Les vols, tout comme les services de télécommunications et bancaires, avaient été complètement suspendus durant la guerre, avant de reprendre à la suite de l'accord de paix conclu à Pretoria fin 2022. Leur suspension est une première depuis l'accord de paix.

Selon deux responsables d'Ethiopian Airlines, qui ont requis l'anonymat, les vols ont été interrompus pour "raisons opérationnelles", sans donner plus de détails.

L'un d'eux a toutefois déclaré "suspecter" que l'arrêt pour l'instant temporaire du trafic soit lié "aux tensions politiques" entre les autorités fédérales et l'administration au Tigré.

"Escalade militaire" 

Selon un journaliste à Mekele, joint au téléphone par l'AFP et qui a lui aussi requis l'anonymat, une "anxiété croissante" se ressent dans cette ville, capitale du Tigré.

Depuis plusieurs mois, la situation est tendue dans le nord de l'Ethiopie. Des forces amhara et érythréennes sont toujours présentes dans la région, en violation de l'accord de paix de Pretoria - auquel elles n'ont pas participé - qui prévoyait leur retrait.

Début 2025, le chef de l'administration intérimaire au Tigré, institution mise en place par Addis Abeba, avait été contraint de fuir Mekele, la capitale régionale, en raison de divisions croissantes au sein du TPLF.
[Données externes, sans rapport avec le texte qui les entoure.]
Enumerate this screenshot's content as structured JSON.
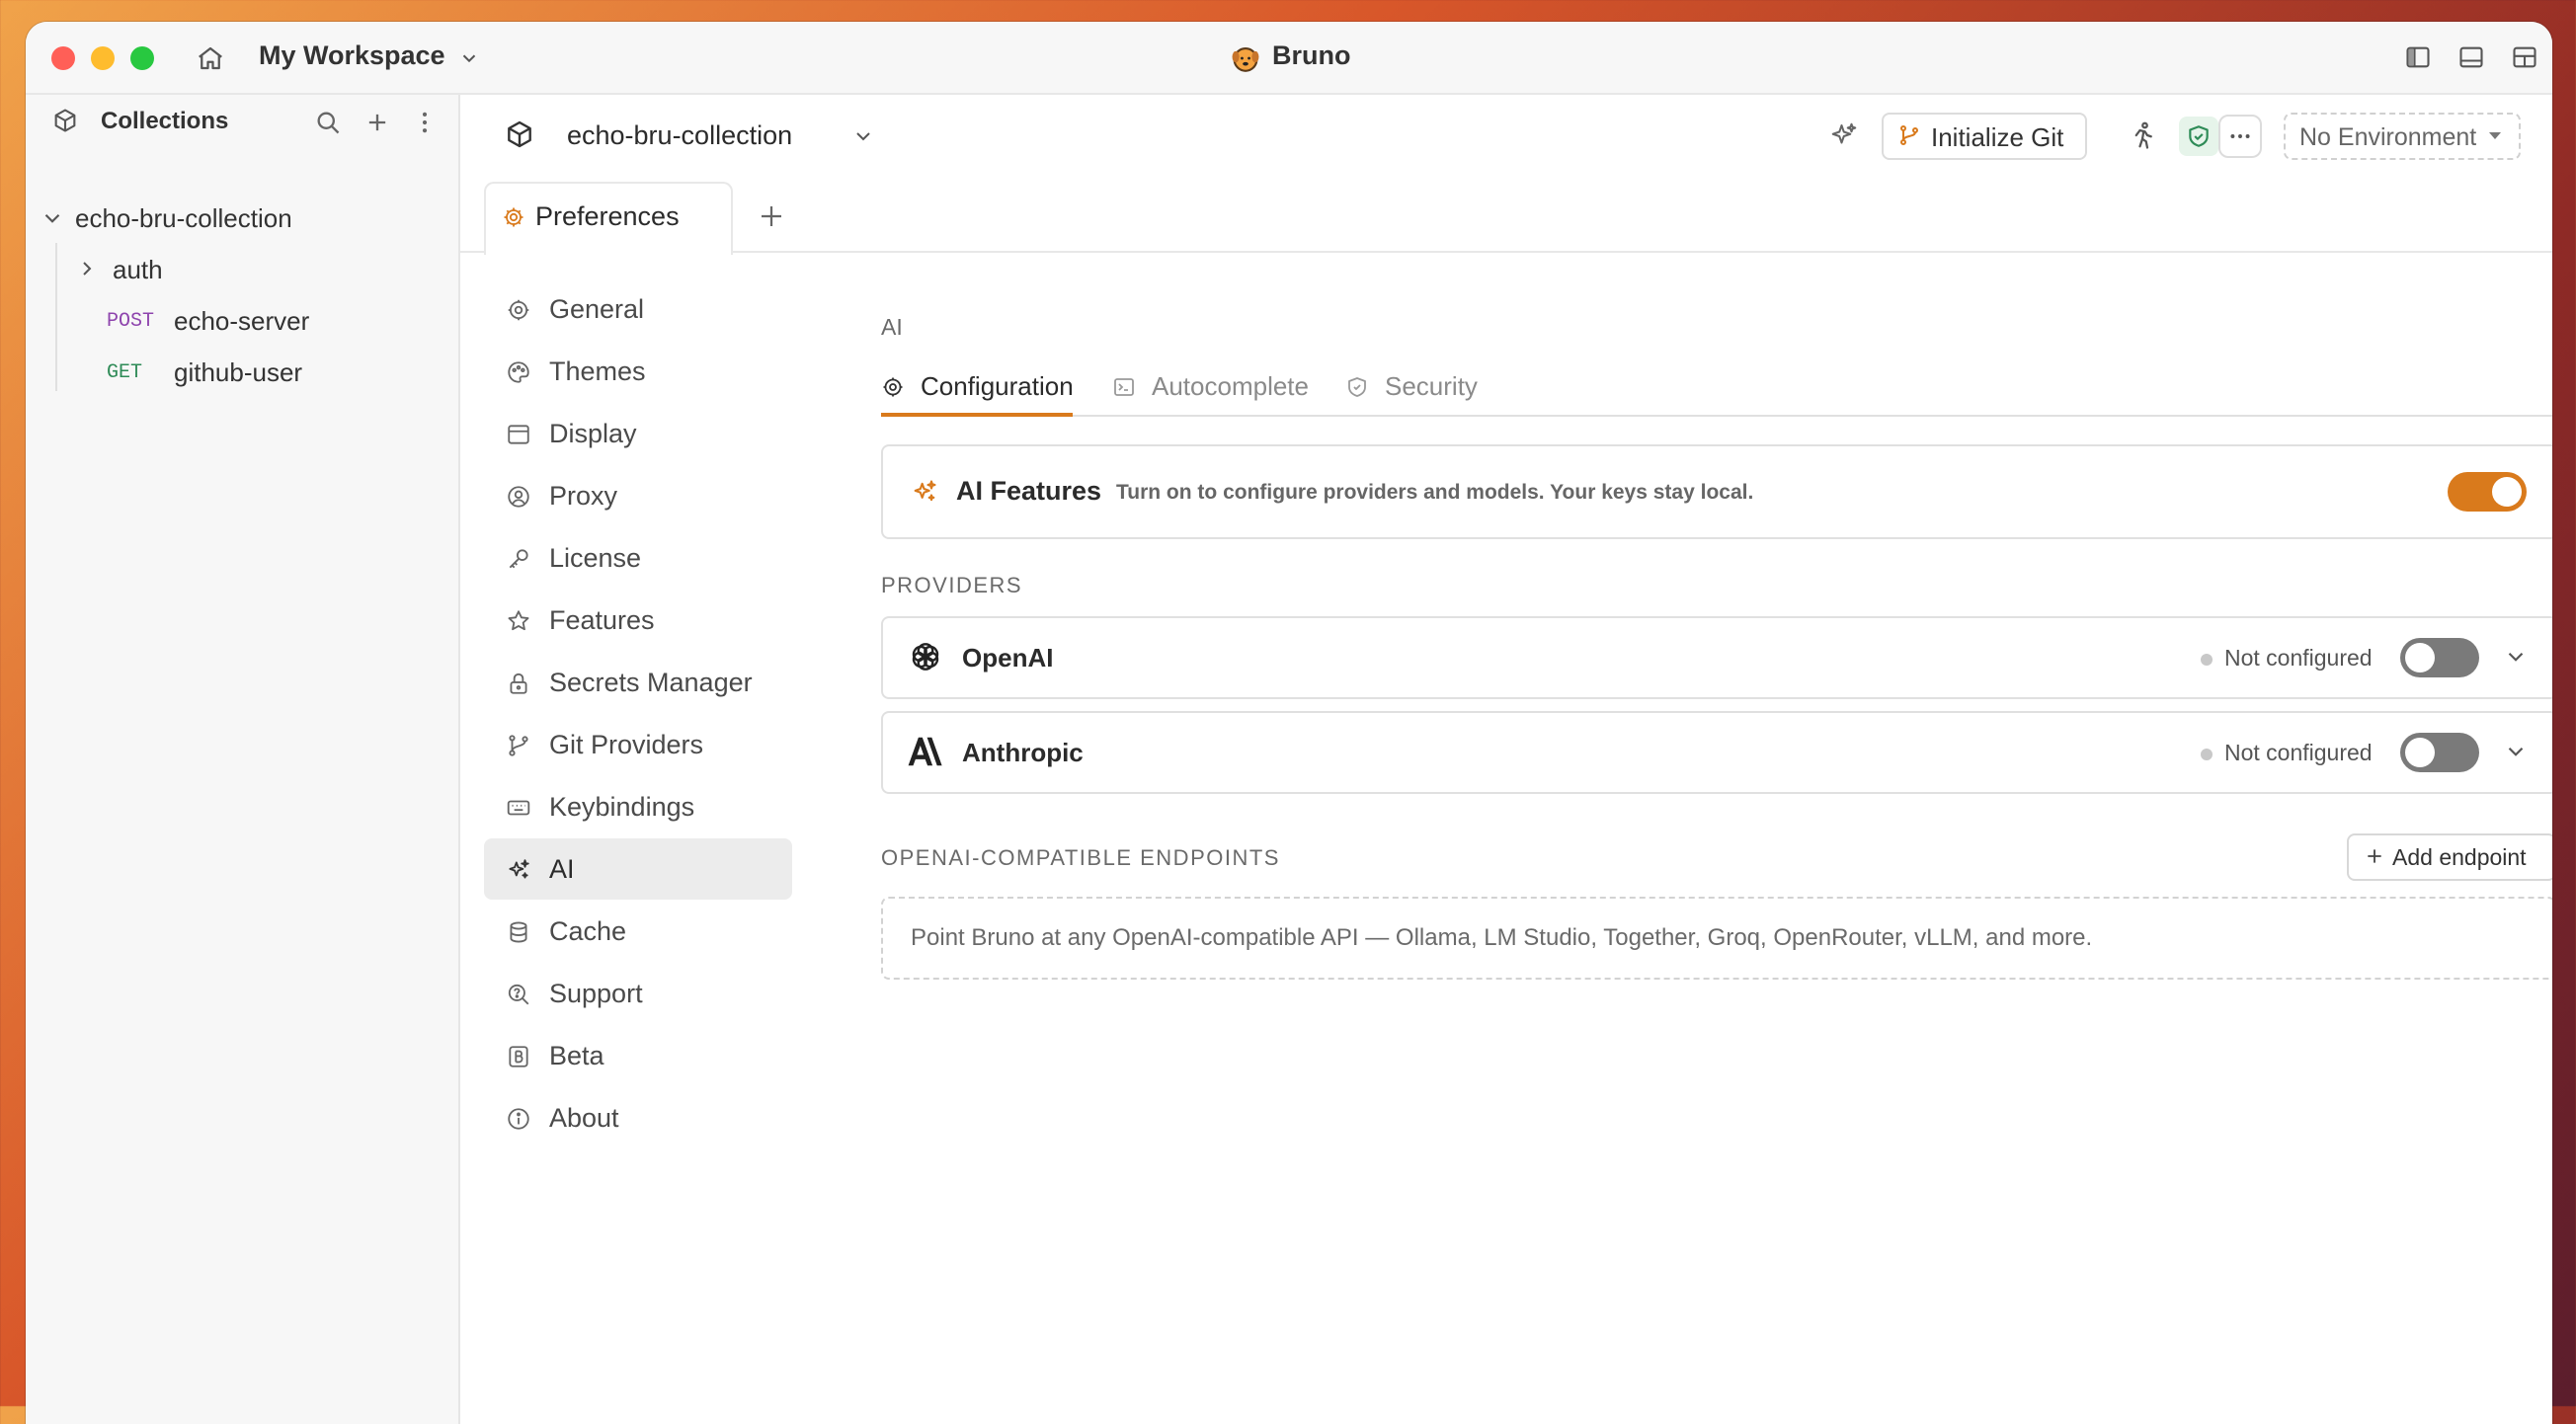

Ce parti qui a dominé l'Ethiopie pendant presque trois décennies avant de se retrouver marginalisé après l'arrivée au pouvoir en 2018 du Premier ministre Abiy Ahmed et d'être aujourd'hui radié, est accusé par les autorités fédérales de s'être rapproché de l'Erythrée voisine.

Les relations entre les deux voisins de la Corne de l'Afrique, qui s'étaient réchauffées durant la guerre du Tigré, lorsque les troupes érythréennes avaient appuyé les forces fédérales éthiopiennes, sont de nouveau acrimonieuses, nourries de discours belliqueux, faisant planer le risque d'un nouveau conflit.

Pour Kjetil Tronvoll, professeur à Oslo New University College et spécialiste de la zone, cette confrontation entre forces fédérales et tigréennes "n'est pas surprenante". "Le risque d'une escalade militaire est grave, et il est possible que des forces non éthiopiennes viennent appuyer les forces tigréennes", a-t-il confié à l'AFP.